洞外那女旦唱了一會,側對衆人,摔過一把青絲頭發,懷中掏出一把梳子,開始細細的梳頭,一下一下,動作緩慢。淩空子見此狀,大喝一聲,未待衆人反應沖出洞去。衆人見那淩空子還未靠到那女旦身邊,那正在梳頭的女旦就憑空消失了。而這一消失之時,一股子更大的寒氣沖出洞中來,風勢之大,吹的火堆火星四散,驚的洞内一側的馬匹嘶鳴不已。淩空子見狀轉身又跑到洞裡來,對衆人喊到,點幾個火把,邪祟還在洞中。衆人大驚之下,張北壽等人又抽了個火把點着,其他人等,皆将兵刃提在手中。淩空子進洞之周四處大量,随後用手一指右邊的土洞說道:“就在此處。”于是帶着衆人沖進右邊的土洞中,指着洞中西北角喊了聲:“挖。”衆人撲上前面去,用随身刀具挖土。那土甚是松軟,不大一會功夫,衆人居然在那洞中西北角數尺深的地方,完出一具紅漆棺材,上面的漆色壽圖皆如新制。淩空子此時讓過衆人,雙腳站于棺材之上,嘴裡念念有詞的說着些什麼,而後隻見其,重又咬破手指,借指血在棺材上寫了一到符箓,然後大喝一聲:“定。”随即咬破舌尖,口含舌血噴去符箓之上。一切弄完後,淩空子從棺材上跳下,讓衆人打開棺材。一幹人等一擁而上,或撬,或砍,終将那棺材開開。小虎子和張北壽皆在前面,棺材剛一打開,小虎子探頭一看,大叫一聲:“我的媽啊!”随即跌坐在地上。
那裡面躺的正是剛才洞外唱戲的那女旦,一應衣飾皆如新制一般,雙眼閉着,一張大白面皮,看似如睡着一般,但就是那鼻子和嘴裡皆有寸許長短的黑色粗毛伸出來,合放在胸前的雙手之間長的都已經打卷了,那露出的雙手皮膚皆是青黑之色。
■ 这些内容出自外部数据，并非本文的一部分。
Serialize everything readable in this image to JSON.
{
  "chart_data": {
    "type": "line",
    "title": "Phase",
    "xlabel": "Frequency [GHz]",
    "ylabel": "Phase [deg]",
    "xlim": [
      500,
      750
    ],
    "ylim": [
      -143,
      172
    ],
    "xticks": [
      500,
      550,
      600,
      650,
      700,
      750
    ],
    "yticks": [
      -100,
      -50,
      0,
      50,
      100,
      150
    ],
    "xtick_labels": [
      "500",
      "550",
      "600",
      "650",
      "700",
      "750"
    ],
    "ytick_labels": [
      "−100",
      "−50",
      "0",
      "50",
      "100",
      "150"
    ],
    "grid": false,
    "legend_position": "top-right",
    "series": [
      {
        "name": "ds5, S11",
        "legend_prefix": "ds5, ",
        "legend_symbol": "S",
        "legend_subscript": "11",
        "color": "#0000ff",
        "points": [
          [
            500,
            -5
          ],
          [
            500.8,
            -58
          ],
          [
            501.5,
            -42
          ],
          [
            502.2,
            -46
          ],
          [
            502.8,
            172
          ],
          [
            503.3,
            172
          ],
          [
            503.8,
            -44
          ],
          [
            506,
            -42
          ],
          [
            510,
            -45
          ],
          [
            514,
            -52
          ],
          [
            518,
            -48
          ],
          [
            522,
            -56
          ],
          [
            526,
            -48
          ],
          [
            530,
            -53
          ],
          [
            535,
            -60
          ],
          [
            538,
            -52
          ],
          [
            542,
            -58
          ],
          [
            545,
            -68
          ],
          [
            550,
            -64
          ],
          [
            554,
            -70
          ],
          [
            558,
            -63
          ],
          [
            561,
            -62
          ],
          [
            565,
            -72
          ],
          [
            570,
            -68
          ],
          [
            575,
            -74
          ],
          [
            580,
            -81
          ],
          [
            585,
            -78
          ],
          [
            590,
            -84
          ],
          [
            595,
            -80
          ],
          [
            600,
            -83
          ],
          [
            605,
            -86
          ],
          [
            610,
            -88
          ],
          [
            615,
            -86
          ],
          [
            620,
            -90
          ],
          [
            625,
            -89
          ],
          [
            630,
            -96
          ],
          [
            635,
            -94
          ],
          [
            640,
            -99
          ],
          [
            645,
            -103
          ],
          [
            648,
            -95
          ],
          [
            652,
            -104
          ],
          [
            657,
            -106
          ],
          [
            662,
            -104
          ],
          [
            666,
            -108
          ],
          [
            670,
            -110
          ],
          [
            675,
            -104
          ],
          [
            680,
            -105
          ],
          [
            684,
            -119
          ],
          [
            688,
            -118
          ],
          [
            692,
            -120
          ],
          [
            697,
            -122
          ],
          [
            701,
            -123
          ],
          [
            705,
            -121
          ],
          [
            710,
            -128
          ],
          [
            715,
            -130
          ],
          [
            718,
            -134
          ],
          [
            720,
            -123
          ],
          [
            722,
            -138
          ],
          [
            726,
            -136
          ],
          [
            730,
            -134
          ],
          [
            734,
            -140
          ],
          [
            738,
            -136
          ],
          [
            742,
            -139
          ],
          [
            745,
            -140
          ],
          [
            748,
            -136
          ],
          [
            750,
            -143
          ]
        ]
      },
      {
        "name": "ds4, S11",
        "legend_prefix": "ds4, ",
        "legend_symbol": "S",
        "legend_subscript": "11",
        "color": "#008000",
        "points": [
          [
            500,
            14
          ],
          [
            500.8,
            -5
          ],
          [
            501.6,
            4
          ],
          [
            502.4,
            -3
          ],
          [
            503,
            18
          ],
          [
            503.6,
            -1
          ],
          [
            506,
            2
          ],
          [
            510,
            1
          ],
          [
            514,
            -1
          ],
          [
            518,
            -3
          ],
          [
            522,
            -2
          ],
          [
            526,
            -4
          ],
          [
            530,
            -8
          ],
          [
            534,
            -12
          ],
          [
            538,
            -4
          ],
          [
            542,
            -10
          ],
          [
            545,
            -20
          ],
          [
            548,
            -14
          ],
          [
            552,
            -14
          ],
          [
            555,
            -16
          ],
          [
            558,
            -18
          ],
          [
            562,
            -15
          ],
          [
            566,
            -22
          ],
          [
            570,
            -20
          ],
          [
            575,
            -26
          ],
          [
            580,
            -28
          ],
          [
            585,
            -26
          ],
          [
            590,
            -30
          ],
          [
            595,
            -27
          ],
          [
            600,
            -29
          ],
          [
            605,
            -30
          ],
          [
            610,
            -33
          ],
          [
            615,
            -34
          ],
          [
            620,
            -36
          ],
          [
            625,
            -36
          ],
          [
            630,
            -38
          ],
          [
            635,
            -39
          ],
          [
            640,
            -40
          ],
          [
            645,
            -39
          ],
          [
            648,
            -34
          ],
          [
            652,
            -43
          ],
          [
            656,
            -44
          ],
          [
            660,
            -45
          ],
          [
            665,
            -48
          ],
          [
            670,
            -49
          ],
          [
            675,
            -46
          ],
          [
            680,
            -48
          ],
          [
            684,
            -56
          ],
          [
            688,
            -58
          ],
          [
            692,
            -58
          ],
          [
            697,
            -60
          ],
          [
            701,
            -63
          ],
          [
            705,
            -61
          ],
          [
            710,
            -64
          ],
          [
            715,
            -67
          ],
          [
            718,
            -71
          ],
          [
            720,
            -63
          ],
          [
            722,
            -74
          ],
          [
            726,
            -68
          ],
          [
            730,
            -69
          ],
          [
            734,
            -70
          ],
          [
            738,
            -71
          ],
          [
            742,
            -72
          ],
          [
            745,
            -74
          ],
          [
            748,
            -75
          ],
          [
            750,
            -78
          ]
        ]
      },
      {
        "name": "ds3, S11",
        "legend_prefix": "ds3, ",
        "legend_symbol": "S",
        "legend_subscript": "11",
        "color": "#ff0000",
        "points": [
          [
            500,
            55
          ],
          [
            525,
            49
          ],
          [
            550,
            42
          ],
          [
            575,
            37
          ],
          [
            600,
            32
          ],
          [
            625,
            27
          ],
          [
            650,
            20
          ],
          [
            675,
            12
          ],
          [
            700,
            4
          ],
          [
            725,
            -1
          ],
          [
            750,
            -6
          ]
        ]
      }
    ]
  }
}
棺材内的白襯被那屍體上滲出的油脂,都已染成蠟黃色。小虎子一喊,衆人一看,都被吓的退離棺材。淩空子告訴衆人,不要害怕,此邪祟已被自己剛才鮮血所畫的符箓給制住,并不能害人。又讓衆人把棺材從下面擡了出來,一直擡到前面歇息的平地,劈了棺材蓋當柴禾,連同一支火把一同丢入棺材中。隻見那火剛接觸到女屍,瞬間就如同被澆了油一般暴燃起來,不知何故。
一時間火勢熊熊,黑煙滾滾,周圍衆人避及熱浪煙氣,皆往後退了數步。那火連同女屍一齊燃燒着,忽然間都已被燒的如黑炭般的女屍,像活了一般,在那火堆中不斷全身抽搐,複又來回的坐起躺下,躺下坐起的,唬的衆人驚恐不已。淩空子見狀,走到近前,對着燒屍的火堆,大聲的的念頌咒文,一時間火勢更甚,那屍體也不再坐起,而成颠簸狀不斷的抖動。那淩空子見此類,念頌的速度更加的快,并不時的用手結印,在空中畫符箓。正當時,衆人耳聽的“蓬”的一聲,從屍體的嘴巴中,噴出一物,打到空中有十數丈高,白光四射,後又直墜于不遠處的軟泥中。淩空子馬上從衣服上扯下一條碎布,奔到軟泥前,拾起那物。衆人再看那女屍,已化為塵煙飛灰,火光随之也變的暗淡下來。淩空子拾了那物過來,大笑的說:“果是好東西。”展于衆人觀瞧,虎子,張北壽等衆人皆圍前而看,原來是有顆銅錢般大小的珠子,珠呈白色,上有花紋如冰裂般的紋路覆滿其上,此時已收斂了光芒,淡淡的發出朦胧的光輝,衆人眼視那珠,不由的啧啧稱奇怪。
“這是啥寶貝兒?”小虎子直楞着眼睛說。
“此物乃是這女屍魔的内丹,是其全身精魄所化,不知修煉了多久,害了多少人,方才得此。也不是何年何人在此埋屍,造就出這麼一個禍害。”淩空子講完,用布把屍魔内丹包了起來,放入懷内。
“這玩意兒能幹啥?”小虎子興奮的說道。
“哈,以後你會知道的!”淩空子笑呵呵的摸了摸小虎子的腦袋,轉身帶衆人一起原回石洞。虎子還想詢問,李弘沖用手搭在肩膀上,對其耳朵小聲說:“人多口雜,你燕大哥會告訴你的。”虎子這才作罷,點了點頭,一行衆人重又回到洞中。折騰了半宿衆人皆感更是疲憊,怕睡的太沉馬匹跑出洞去不知,故而把馬别關于兩個側洞呢,又搬了些石塊,半掩了側面兩洞。
衆人一覺兒醒來,已然天明。但外面不知何時又下起了雨,雨勢很大,從上看去,打的滿湖水盡起白泡兒。人不留客天留客,看樣子依舊無法渡湖,衆人隻能再此等待雨停。閑處洞内,大夥兒備感無聊,成堆的靠在一起有一搭沒一搭的唠嗑。李,燕等五人,擔心馬匹缺水無草,便分别讓衆人搬開掩洞的石頭,打算冒雨水放馬。土洞中馬匹被拉了出來,幾個人就去拉左邊洞中的馬匹,進去了半天,也未見出來,喊也不應付,不知道幹什麼。小虎子見狀,進洞去喊那幾個人,剛進去就見他就見他神色慌張的沖出洞來,嘴裡大喊:“馬死了!”喊叫聲才完,另幾個人卻未見出來。